AS ADOPTED PURSUANT TO SECTION 906 OF THE SARBANES-OXLEY ACT OF 2002

 

In connection with the Quarterly Report of OSI Systems, Inc. (the “Company”) on Form 10-Q for the quarter ended September 30, 2014, as filed with the Securities and Exchange Commission on the date hereof (the “Report”), I, Deepak Chopra, Chief Executive Officer of the Company, certify, pursuant to 18 U.S.C. Section 1350, as adopted pursuant to Section 906 of the Sarbanes-Oxley Act of 2002, that:

 

(1)          The Report fully complies with the requirements of Section 13(a) or 15(d), as applicable, of the Securities Exchange Act of 1934, as amended; and

 

(2)          The information contained in the Report fairly presents, in all material respects, the financial condition and results of operations of the Company at the dates and for the periods presented in the Report.

 

Date: October 24, 2014

 

 

/s/ Deepak Chopra

 

Deepak Chopra

 

Chief Executive Officer

 

The foregoing certification is being furnished solely pursuant to 18 U.S.C. Section 1350, is not being filed as part of the Report or as a separate disclosure document, and is not being incorporated by reference into any filing of the Company under the Securities Act of 1933, as amended, or the Securities Exchange Act of 1934, as amended, (whether made before or after the date of the Report) irrespective of any general incorporation language contained in such filing.

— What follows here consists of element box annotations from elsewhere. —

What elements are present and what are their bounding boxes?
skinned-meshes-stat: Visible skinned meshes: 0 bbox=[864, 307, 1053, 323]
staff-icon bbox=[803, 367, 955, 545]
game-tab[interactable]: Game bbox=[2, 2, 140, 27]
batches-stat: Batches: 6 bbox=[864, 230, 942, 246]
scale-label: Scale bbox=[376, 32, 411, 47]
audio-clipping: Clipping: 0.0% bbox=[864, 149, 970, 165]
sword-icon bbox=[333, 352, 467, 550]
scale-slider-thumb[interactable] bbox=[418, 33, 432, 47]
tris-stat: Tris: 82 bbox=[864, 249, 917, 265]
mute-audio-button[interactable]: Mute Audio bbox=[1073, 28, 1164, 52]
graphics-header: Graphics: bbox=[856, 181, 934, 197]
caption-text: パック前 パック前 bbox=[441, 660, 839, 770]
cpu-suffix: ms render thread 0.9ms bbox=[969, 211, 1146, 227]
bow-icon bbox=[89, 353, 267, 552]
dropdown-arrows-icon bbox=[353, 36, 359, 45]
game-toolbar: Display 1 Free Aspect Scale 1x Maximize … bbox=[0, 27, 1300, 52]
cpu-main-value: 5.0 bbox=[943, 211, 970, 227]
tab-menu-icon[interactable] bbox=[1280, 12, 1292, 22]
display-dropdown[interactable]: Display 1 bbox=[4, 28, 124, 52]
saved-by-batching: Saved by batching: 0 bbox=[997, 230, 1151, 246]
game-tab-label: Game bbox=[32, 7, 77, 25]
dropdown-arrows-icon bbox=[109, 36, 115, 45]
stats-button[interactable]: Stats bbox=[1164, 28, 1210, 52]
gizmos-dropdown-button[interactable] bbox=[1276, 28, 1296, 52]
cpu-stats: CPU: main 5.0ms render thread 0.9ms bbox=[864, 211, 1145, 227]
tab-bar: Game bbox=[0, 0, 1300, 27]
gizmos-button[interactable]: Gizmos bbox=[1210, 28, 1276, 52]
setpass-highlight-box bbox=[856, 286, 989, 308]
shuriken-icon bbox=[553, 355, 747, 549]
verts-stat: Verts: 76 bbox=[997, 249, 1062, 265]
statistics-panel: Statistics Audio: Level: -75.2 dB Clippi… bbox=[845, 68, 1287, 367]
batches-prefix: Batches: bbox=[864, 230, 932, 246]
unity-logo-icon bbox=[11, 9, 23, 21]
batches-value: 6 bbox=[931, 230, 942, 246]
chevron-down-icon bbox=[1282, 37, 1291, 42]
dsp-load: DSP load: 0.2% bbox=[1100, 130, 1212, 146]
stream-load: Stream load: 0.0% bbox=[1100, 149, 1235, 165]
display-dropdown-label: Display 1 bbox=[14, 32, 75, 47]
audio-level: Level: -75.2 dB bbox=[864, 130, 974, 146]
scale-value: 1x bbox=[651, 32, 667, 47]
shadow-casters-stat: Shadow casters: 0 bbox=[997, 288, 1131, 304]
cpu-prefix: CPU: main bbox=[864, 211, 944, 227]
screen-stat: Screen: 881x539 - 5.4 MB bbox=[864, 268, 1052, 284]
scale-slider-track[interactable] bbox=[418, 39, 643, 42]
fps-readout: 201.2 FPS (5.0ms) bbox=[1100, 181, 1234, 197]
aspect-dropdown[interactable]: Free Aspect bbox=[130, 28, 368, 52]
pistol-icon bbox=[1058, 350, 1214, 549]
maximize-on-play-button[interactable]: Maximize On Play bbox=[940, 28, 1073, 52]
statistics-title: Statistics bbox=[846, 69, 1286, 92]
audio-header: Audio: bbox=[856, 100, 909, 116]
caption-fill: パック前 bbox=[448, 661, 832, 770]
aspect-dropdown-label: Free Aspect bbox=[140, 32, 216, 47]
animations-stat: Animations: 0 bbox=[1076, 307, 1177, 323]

The signed original of this written statement required by Section 906 of the Sarbanes-Oxley Act of 2002 has been provided to the Company and will be retained by the Company and furnished to the Securities and Exchange Commission or its staff upon request.

 


Exhibit 32.2

 

CERTIFICATION OF CHIEF FINANCIAL OFFICER PURSUANT TO 18 U.S.C. SECTION 1350

AS ADOPTED PURSUANT TO SECTION 906 OF THE SARBANES-OXLEY ACT OF 2002

 

In connection with the Quarterly Report of OSI Systems, Inc. (the “Company”) on Form 10-Q for the quarter ended September 30, 2014, as filed with the Securities and Exchange Commission on the date hereof (the “Report”), I, Alan Edrick, Chief Financial Officer of the Company, certify, pursuant to 18 U.S.C. Section 1350, as adopted pursuant to Section 906 of the Sarbanes-Oxley Act of 2002, that:

 

(1)          The Report fully complies with the requirements of Section 13(a) or 15(d) , as applicable, of the Securities Exchange Act of 1934, as amended; and

 

(2)          The information contained in the Report fairly presents, in all material respects, the financial condition and results of operations of the Company at the dates and for the periods presented in the Report.

 

Date: October 24, 2014

 

 

/s/ Alan Edrick

 

Alan Edrick

 

Chief Financial Officer

 

The foregoing certification is being furnished solely pursuant to 18 U.S.C. Section 1350, is not being filed as part of the Report or as a separate disclosure document, and is not being incorporated by reference into any filing of the Company under the Securities Act of 1933, as amended, or the Securities Exchange Act of 1934, as amended, (whether made before or after the date of the Report) irrespective of any general incorporation language contained in any such filing. The signed original of this written statement required by Section 906 of the Sarbanes-Oxley Act of 2002 has been provided to the Company and will be retained by the Company and furnished to the Securities and Exchange Commission or its staff upon request.